それを麓の住民は「あれは神様がお怒りなんだ」と恐れたり、田んぼの水も山から流れてくるものだからと感謝していたわけです。そういう時、皆がそれぞれの場所で手を合わせて祈っていたのですが、やっぱり拝む場所が欲しいよね、家建ててここで拝もうか…というのが大体山の麓にある神社の大元の起源なんですよね。
―拝むという行為がまず先にあって、その対象として後に神社が建てられたのですね。
黒木さん:そう、場所ができたんです。霧島山も“この山は私たちの神様だ…”と各方向からバラバラに拝んでいたのですが、平安時代に京都から性空上人というお坊さんが霧島山へ修行に来て、当時6箇所ほどあった各神社の横にお寺を造り【霧島山というのは、神様と仏様を一緒に祀る修行の山ですよ】という風に整えていったそうです。
本殿の奥には修験道へと入る入口が構えられています。
宮司という役職ができたのも、明治時代以降からです。
それまでは山伏さん達が神社を守っていました。その間御鉢の噴火で神社・お寺が焼けてしまい、何も無かった時期もあるんですが、また建て直し…。性空さんが入り、霧島修験というのが出来て、明治の廃仏毀釈という運動が起こるまではずっと続いてきていたということです。
ここの名称も明治までは《霧島六社権現 東御在所之宮》という神社でしたが、権現という言葉も駄目だということになり《霧島東神社》となったわけです。
お寺さんも仏像も無くなりましたが、今でも「霧島山は、神様と仏様の山なんだってね」といわれ、そういう信仰でお参りに来られる方も多いです。
今でこそ神社には観光客なども含め沢山の人が来られますが、僕が子供の頃は参拝者も少なく、たまに見かけると「この人なんか怖いな、異様だな…」と感じるほど一生懸命に拝んでいました。どっちがいい・悪いはないんですが、大切な部分が希薄になるのはどうなんだろう…とは思います。
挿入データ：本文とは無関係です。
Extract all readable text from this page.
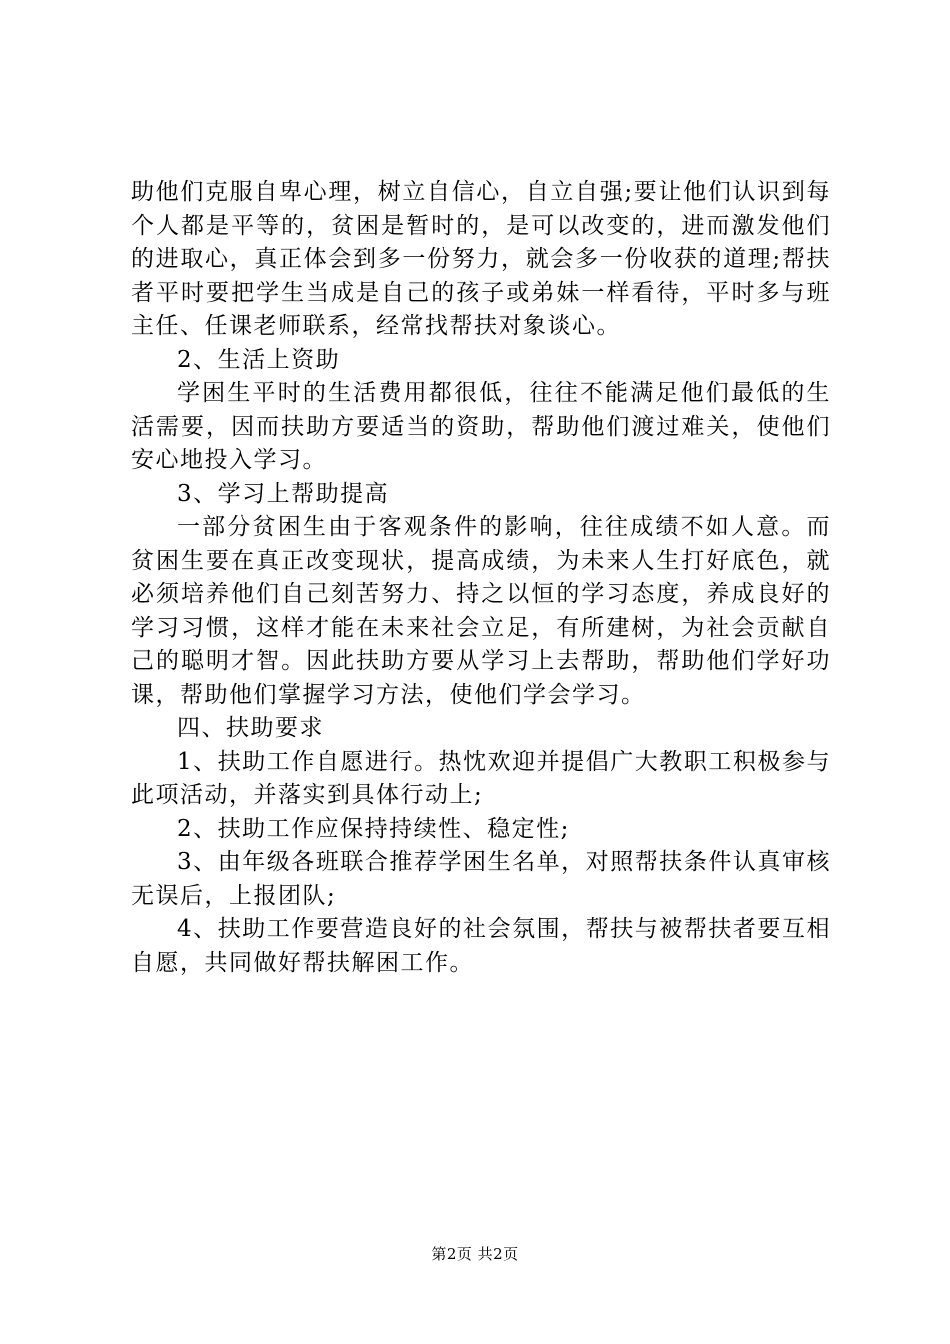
助他们克服自卑心理，树立自信心，自立自强;要让他们认识到每个人都是平等的，贫困是暂时的，是可以改变的，进而激发他们的进取心，真正体会到多一份努力，就会多一份收获的道理;帮扶者平时要把学生当成是自己的孩子或弟妹一样看待，平时多与班主任、任课老师联系，经常找帮扶对象谈心。

2、生活上资助

学困生平时的生活费用都很低，往往不能满足他们最低的生活需要，因而扶助方要适当的资助，帮助他们渡过难关，使他们安心地投入学习。

3、学习上帮助提高

一部分贫困生由于客观条件的影响，往往成绩不如人意。而贫困生要在真正改变现状，提高成绩，为未来人生打好底色，就必须培养他们自己刻苦努力、持之以恒的学习态度，养成良好的学习习惯，这样才能在未来社会立足，有所建树，为社会贡献自己的聪明才智。因此扶助方要从学习上去帮助，帮助他们学好功课，帮助他们掌握学习方法，使他们学会学习。

四、扶助要求

1、扶助工作自愿进行。热忱欢迎并提倡广大教职工积极参与此项活动，并落实到具体行动上;

2、扶助工作应保持持续性、稳定性;

3、由年级各班联合推荐学困生名单，对照帮扶条件认真审核无误后，上报团队;

4、扶助工作要营造良好的社会氛围，帮扶与被帮扶者要互相自愿，共同做好帮扶解困工作。

第2页 共2页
―難しいですよね。神社は変わっていないわけで、世の中が変わっているだけですもんね。
黒木さん:そうですね。今の時代、ネットとかで複雑に絡まってはいるんだけれども、でも何となくさみしい…ですよね。知り合いは沢山いても人間関係は希薄になっていって、身近にたわいもない話や相談のできる人もいなかったりする。自分の心を自分で整理しなきゃならないとなれば、こういう場所はいいのかもしれません。
最近はパワースポットとかスピリチュアルだとかで、全国的にも若い参拝者の方々が増えています。そういう方達とふと神社のことなどを話す機会があるんですが、何というか…素直に理解するんですよね。否定しない、ポジティブな反応をするんです。
話して分かるかな…?ということが意外と相手にヒットしていたりして。あぁ、こういうことを求めていたのね、と分かるんです。来るきっかけはパワースポットだとしても、帰るころには「神主さん、神社ってなんかいいですね」っていう人がいたりするのは、それまでとは何か違うものを見出したってこと。それはどこかで求めているということですから。今から変わってくると思いますよ。
よく“ここの神社はどんなご利益があるの?”と聞かれます。
色々な神社があるので、そういう風に考えるのは悪くないんですけど、ここの神社は山伏さん達が修行をしていた場所で、元々頻繁に参拝者がきていたわけではないんです。
なのでここに来た方は、難しい祝詞や作法はいいから神様の前で手を合わせて、心と頭がごちゃごちゃしていることも全部、神様の前で打ち明けて片づけていってもらいたい。引き出しじゃないですが、きれいに片づけたらスペースが出来るように、心にね。そこに神様からもらえるんじゃないですか…という話もたまにします。ここがそういう神社であったら、うれしいなと思います。
黒木さん、ありがとうございました。